Of special interest is the study by Thaci et al. [9]. In this study the proportions of tildrakizumab 100 mg responders achieved in absolute PASI scores < 5/<3/<1 were 96.4%, 85.1% and 50.8% at week 28 and 88.7%, 78.8% and 47.7% at week 244. Our results at week 52 are in line with those reported previously. Although in this sub-analysis, unlike our study, the survival of the drug is not evaluated, it is possible to observe a certain parallelism in the efficacy and survival data in relation to withdrawals due to adverse events and secondary failures. The main limitation of our study is the retrospective nature of the analysis, the loss of some data during follow-up as a result of the SARS-CoV-2 pandemic, and the sample size, although we believe that it is representative and comparable to that of other published series. Although there is concern that drugs used in treatment of some patients with psoriasis may increase the risk and severity of infection with COVID-19, we agree with Ebrahimi [10] that while there is not definitive controlled trial data, the available evidence suggests that patients with psoriasis without COVID-19 can continue the biological therapy for psoriasis. Furthermore, TNFα inhibitors may even be protective of severe COVID-19 relative to other treatments or no treatment at all, and biological treatment does not seem to have a significant impact on the response and safety of vaccines in patients with psoriasis treated with biologicals [11,12].
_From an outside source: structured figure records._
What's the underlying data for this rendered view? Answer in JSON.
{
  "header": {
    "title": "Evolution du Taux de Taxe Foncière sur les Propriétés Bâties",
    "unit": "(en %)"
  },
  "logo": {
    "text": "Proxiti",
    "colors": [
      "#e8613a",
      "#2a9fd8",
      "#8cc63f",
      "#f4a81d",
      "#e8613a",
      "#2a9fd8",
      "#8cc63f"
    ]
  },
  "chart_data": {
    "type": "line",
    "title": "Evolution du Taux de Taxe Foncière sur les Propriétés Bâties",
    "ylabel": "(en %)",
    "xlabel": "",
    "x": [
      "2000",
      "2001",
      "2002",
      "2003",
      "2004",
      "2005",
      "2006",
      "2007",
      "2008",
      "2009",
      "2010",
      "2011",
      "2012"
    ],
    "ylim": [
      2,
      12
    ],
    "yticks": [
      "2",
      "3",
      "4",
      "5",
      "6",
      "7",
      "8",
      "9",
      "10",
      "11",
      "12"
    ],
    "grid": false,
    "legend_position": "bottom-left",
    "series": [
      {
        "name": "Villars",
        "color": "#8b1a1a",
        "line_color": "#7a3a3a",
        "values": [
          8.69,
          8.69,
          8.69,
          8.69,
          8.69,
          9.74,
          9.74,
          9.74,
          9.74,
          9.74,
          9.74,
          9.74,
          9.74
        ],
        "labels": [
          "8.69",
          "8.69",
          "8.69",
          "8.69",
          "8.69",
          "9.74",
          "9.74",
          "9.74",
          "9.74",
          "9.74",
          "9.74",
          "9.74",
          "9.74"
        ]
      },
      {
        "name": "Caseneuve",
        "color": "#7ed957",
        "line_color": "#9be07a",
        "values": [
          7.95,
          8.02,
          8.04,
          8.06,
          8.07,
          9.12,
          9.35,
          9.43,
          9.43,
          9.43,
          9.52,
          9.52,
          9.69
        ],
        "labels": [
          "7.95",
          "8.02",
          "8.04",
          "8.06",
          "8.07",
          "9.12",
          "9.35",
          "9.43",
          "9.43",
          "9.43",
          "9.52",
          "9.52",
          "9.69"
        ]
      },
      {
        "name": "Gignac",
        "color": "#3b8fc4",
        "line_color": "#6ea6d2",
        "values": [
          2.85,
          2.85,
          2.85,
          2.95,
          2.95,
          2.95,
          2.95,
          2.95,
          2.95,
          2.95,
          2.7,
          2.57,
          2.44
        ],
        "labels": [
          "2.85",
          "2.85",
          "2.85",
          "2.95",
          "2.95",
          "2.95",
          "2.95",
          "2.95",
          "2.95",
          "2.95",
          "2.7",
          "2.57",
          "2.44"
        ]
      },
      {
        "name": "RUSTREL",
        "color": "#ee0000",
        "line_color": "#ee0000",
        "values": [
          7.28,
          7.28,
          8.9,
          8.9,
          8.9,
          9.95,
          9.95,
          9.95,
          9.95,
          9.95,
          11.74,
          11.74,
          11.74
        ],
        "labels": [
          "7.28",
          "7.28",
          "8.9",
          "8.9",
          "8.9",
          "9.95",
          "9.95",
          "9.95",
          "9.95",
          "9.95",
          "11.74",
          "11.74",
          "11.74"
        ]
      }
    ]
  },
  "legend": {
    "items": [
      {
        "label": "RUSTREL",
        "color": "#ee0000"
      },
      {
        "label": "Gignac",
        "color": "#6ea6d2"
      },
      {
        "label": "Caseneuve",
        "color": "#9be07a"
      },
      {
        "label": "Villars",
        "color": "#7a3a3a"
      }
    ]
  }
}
The ultimate goal of moderate–severe psoriasis treatment is to achieve complete whitening of skin symptoms, both in the short term and long term. The treatment selection should take into account the characteristics of the disease (severity, location, joint involvement, degree of activity of the disease) as well as factors related to the patient (age, previous treatments, comorbidities, expectations and lifestyle) and to the treatment itself (efficacy and safety). In conclusion, our experience confirms the efficacy, safety and survival of tildrakizumab in real-life practice in follow-up periods of 52 weeks, with baseline characteristics of our patients with a worse prognosis than in other previously published series. Further research is needed to demonstrate the survival of the drug beyond 104 weeks in order to verify if the consistency demonstrated in the sub-analyses of the clinical trials is maintained in real clinical practice.